La communauté internationale a célébré hier le 100e anniversaire de la Déclaration universelle des droits de l’Homme et des peuples. Au Sénégal, des conventions, des déclarations et des lois ont été adoptées, conformément à l’esprit de ces droits. Mais leur application fait défaut. Cette situation serait-elle liée à l’inaccessibilité des textes pour les populations qui sont en majorité analphabètes ? N’est-elle pas due à une confrontation entre traditions et modernisme ? Existe-t-il réellement une véritable politique de vulgarisation des politiques relatives aux droits humains ?

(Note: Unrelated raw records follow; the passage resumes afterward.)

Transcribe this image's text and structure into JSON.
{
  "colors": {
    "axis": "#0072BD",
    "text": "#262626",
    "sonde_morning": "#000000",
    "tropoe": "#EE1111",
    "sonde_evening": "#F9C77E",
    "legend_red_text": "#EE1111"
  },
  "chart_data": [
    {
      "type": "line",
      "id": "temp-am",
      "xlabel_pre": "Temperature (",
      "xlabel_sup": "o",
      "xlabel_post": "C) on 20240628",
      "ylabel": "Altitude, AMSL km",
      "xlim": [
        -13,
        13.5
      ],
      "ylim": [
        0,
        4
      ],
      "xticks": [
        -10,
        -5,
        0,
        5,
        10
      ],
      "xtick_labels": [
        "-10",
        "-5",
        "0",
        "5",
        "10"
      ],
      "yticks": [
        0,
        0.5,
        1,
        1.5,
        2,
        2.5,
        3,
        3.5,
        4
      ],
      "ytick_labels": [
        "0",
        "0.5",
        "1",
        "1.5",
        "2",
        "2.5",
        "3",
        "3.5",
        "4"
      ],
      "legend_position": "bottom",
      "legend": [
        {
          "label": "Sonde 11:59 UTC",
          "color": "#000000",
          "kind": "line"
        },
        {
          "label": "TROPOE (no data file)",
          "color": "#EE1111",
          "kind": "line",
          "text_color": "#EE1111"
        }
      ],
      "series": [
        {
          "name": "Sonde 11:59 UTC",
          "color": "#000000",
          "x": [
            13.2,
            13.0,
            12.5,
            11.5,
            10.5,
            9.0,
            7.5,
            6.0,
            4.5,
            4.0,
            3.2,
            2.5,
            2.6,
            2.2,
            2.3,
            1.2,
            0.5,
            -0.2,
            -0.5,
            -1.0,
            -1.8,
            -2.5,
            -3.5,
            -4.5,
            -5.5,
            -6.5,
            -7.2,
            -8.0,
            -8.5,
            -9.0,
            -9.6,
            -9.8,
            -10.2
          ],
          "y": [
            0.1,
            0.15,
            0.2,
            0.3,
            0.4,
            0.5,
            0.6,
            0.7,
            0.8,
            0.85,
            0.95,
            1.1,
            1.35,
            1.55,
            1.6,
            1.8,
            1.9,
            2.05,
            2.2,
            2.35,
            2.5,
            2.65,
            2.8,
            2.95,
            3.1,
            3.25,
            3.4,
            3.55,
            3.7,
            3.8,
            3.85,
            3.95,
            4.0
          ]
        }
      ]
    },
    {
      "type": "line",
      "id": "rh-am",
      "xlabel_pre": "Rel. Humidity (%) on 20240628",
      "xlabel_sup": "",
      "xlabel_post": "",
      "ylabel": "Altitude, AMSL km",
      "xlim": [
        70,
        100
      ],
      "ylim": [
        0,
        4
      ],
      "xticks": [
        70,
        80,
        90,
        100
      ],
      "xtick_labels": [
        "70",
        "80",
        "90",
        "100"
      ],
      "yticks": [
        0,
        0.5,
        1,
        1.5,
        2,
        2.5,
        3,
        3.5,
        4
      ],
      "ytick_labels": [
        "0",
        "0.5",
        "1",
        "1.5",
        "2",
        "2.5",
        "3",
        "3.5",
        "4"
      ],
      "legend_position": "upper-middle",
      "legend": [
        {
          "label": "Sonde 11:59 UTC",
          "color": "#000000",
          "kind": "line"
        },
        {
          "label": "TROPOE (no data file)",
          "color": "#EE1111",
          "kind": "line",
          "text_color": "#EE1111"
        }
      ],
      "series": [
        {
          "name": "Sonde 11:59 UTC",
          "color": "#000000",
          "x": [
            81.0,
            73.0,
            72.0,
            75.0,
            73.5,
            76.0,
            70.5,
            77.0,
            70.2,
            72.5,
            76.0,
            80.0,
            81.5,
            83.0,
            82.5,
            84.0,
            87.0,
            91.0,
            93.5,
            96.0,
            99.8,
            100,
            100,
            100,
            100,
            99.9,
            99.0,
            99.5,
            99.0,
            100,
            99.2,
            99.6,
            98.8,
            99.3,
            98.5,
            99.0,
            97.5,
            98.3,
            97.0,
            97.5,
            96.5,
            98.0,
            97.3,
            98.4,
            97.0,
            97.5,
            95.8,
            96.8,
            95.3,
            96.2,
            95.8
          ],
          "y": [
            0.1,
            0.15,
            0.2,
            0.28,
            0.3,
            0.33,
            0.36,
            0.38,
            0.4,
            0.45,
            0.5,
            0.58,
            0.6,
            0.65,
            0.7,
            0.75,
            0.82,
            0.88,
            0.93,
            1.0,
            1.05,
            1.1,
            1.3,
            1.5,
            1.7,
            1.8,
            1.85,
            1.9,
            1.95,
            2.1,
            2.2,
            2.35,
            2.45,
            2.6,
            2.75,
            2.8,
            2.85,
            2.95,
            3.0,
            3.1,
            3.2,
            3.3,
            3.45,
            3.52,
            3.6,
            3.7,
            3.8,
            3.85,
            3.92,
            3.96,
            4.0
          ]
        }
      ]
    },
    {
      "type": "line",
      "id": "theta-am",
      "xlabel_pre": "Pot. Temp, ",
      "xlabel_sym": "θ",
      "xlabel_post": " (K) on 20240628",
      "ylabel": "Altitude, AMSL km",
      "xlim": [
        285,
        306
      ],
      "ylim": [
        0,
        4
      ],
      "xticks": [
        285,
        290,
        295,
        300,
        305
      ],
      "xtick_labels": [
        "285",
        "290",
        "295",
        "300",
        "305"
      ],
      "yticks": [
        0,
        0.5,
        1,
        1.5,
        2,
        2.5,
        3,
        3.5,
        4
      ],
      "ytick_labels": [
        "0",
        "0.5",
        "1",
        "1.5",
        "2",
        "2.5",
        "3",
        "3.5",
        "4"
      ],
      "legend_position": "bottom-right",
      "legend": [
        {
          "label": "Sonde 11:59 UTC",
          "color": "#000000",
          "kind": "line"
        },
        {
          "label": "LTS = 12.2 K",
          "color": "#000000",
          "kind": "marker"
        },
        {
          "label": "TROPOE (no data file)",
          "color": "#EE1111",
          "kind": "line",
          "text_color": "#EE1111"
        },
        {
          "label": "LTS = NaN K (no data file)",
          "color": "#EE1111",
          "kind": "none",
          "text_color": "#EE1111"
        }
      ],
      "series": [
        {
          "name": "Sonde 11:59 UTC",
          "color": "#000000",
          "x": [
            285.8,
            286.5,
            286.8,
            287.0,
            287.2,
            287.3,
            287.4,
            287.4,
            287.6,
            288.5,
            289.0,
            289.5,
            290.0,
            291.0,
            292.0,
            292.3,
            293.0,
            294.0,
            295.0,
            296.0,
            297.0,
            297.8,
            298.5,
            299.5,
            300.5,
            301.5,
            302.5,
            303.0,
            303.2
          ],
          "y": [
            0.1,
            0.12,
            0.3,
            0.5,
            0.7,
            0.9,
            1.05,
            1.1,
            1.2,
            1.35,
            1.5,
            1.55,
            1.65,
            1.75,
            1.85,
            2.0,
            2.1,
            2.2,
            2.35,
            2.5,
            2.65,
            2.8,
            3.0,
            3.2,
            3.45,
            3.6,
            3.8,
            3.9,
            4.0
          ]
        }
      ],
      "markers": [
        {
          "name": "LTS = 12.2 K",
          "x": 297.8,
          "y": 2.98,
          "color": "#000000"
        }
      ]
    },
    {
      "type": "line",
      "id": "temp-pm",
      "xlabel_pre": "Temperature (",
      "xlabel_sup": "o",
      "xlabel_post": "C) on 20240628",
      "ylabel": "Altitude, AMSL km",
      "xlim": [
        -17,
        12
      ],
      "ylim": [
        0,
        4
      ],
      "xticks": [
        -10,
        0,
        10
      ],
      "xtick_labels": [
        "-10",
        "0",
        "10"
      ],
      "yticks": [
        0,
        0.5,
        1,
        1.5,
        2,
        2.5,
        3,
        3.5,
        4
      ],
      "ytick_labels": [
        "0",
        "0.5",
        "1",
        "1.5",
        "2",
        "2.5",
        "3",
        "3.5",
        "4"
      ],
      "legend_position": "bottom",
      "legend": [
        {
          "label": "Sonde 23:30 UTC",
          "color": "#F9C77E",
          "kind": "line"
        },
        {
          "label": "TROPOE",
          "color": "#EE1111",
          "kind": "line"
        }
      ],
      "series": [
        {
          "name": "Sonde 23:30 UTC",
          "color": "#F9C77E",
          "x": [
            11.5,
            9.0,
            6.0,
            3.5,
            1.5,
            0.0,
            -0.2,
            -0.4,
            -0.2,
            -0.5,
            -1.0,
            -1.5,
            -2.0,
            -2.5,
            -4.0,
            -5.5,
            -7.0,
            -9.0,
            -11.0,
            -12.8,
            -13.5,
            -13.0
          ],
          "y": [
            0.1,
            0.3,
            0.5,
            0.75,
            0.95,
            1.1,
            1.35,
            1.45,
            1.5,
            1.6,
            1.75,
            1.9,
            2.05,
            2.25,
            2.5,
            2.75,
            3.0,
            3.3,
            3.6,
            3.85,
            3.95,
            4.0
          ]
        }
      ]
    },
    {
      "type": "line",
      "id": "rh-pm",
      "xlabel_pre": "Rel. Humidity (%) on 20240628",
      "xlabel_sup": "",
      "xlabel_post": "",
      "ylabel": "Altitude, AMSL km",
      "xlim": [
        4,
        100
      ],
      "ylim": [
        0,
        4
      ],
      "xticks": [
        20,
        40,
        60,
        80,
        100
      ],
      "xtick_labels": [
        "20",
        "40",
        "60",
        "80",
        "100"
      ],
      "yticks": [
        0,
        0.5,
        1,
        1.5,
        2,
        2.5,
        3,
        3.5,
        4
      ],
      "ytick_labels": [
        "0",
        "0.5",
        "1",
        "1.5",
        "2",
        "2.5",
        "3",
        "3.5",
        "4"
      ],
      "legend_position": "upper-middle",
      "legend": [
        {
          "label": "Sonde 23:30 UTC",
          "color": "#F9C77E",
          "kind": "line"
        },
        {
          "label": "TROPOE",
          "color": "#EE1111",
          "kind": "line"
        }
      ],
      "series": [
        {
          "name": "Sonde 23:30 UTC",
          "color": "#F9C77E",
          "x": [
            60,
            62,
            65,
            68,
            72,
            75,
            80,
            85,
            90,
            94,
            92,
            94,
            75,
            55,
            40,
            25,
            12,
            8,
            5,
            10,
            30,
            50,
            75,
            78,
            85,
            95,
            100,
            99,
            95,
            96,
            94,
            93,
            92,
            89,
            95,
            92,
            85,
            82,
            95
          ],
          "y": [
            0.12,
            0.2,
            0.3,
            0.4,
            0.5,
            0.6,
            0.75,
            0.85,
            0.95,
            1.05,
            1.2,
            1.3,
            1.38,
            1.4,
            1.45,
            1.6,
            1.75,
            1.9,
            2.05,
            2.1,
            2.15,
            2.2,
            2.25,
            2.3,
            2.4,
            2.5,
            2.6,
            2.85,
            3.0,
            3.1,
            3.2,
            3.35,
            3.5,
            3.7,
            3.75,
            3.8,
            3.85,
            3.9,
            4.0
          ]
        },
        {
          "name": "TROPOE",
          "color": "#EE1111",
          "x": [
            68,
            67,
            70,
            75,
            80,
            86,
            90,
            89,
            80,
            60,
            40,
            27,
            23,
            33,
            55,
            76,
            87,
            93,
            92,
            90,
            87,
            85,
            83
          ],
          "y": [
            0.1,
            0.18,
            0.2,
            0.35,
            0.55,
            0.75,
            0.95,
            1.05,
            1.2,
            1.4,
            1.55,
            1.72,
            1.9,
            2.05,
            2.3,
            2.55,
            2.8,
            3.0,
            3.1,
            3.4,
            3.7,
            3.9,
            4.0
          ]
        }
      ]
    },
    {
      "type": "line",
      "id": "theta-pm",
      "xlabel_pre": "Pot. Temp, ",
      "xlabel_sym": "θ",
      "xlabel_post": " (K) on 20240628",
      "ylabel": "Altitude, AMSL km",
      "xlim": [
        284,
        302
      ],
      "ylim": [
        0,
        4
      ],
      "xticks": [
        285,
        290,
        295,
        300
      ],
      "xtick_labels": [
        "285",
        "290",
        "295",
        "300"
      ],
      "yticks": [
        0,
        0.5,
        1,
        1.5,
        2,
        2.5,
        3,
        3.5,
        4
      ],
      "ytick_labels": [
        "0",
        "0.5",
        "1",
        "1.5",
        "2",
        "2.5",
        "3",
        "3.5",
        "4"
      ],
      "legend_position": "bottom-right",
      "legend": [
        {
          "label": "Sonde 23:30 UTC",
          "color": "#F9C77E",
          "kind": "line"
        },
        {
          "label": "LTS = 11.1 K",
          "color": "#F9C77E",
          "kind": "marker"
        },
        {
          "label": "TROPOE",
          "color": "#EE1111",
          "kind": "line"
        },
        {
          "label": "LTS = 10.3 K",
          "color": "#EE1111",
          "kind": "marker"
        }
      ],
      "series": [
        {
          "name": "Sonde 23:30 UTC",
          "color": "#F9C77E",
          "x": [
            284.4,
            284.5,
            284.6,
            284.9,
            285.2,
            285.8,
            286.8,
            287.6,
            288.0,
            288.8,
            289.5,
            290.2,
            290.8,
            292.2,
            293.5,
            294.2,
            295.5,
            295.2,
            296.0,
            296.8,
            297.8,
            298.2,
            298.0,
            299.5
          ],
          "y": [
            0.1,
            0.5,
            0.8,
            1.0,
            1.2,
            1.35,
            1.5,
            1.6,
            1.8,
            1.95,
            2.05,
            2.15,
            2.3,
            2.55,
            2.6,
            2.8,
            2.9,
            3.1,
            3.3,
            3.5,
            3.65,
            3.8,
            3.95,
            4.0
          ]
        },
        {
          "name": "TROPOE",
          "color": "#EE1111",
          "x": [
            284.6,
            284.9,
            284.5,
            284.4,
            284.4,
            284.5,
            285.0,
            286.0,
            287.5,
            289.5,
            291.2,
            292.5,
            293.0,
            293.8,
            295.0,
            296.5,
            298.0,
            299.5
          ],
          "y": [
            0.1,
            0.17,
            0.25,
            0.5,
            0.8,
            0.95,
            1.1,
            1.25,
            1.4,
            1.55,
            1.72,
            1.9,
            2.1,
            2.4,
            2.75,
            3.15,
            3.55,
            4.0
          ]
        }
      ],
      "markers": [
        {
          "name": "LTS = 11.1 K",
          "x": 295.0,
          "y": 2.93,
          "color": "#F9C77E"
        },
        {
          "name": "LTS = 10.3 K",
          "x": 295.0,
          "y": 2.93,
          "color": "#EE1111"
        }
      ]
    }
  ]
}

Un siècle après leur proclamation, les droits humains ressemblent toujours à des hiéroglyphes pour certains. D’autres connaissent leurs droits, mais butent, dans leur jouissance, à des considérations d’ordre coutumier, religieux, social, etc. « On n’intériorise pas les droits de l’Homme. Ce n’est pas encore ancré dans nos mœurs et dans nos habitudes », constate tristement un étudiant qui a préféré garder l’anonymat. Celui-ci défend que peu de Sénégalais connaissent leurs droits et les incorporent.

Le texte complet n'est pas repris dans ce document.